純粋数学と応用数学~数学は社会とどう関係しているのか~
流体の動きを記述する偏微分方程式
流体の動きは偏微分方程式で記述することができます。偏微分方程式は複数の変数を持つ微分方程式です。流れるものはすべて流体と見なすことができます。気体や液体はもちろん、砂の流れや道路を走る車も流体です。偏微分方程式の利点は、これらのさまざまな現象を、1つの方程式で表現できることです。それぞれの状態に応じて、変数の数や数値を変えればそれが可能です。このような便利な機能があるため、工業分野でシミュレーションなどに利用されています。
自然現象と数学は違う
このように数学では異なる現象を同じものと考えることができます。これは自然現象の中から共通のパターンを見出し、それを数式化するからです。しかし、数学と自然現象は同じものではありません。自然現象にはさまざまな要素が含まれていますが、それらをすべて取り出すことはできないので、重要なものだけを抽出します。また、現象が起こる環境が異なることも自然現象の特徴です。例えば、広がった空間とパイプの中などの空間では流体の動きは異なります。

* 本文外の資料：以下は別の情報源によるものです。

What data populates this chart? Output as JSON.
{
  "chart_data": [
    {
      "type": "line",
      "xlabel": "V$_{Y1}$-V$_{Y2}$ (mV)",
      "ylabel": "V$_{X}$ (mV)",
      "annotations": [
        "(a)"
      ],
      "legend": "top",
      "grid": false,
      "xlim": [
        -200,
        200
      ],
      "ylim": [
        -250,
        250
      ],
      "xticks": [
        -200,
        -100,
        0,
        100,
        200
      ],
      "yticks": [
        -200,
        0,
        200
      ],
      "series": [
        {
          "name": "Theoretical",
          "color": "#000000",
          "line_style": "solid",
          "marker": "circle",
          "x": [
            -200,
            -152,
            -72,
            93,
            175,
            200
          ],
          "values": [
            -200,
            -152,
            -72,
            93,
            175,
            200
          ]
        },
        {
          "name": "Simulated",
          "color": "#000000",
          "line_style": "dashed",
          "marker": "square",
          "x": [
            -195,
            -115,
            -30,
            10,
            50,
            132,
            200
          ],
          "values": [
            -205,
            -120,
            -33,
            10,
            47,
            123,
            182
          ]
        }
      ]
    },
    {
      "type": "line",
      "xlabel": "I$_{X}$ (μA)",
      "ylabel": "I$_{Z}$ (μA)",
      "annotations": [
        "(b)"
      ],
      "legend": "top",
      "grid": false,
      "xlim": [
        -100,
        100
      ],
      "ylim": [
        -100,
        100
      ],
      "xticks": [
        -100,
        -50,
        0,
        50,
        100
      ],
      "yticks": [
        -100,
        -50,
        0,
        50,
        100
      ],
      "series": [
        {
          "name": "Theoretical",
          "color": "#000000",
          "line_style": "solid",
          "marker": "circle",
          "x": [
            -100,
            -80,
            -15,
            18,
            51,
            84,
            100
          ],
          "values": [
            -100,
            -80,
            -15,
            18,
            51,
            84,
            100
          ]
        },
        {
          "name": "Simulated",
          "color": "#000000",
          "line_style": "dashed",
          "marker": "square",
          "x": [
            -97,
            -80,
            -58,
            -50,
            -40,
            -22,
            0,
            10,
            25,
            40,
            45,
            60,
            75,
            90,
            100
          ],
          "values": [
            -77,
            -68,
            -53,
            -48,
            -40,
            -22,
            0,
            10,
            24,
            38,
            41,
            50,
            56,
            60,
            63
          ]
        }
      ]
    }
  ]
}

そこで、簡単なモデルを作り、そのなかで現象を表現する方程式を考えるのが数学です。工業分野で利用できる数学を応用数学と言いますが、いったん数式化されると純粋数学として発展していきます。例えば、偏微分方程式で一意的な解が存在しない場合も考えられるなど、方程式としての性質や限界が明らかになっていくのです。それが数学上の解決すべき大きな課題となります。
数学の発展が社会に役立つ
数学がすべて自然現象の解析に使えるわけではありません。数学で解がないものは自然現象の解析には使えません。モデルを作ったからといって、すべてが解析できるとは限らないのです。一方で、純粋数学の発展が社会に役立つ場合もあります。例えば抽象代数学の群論が、コンピュータの暗号化技術に生かされています。自然現象から生まれ発展した数学は、ほかの技術との融合で社会に活用される場合もあるのです。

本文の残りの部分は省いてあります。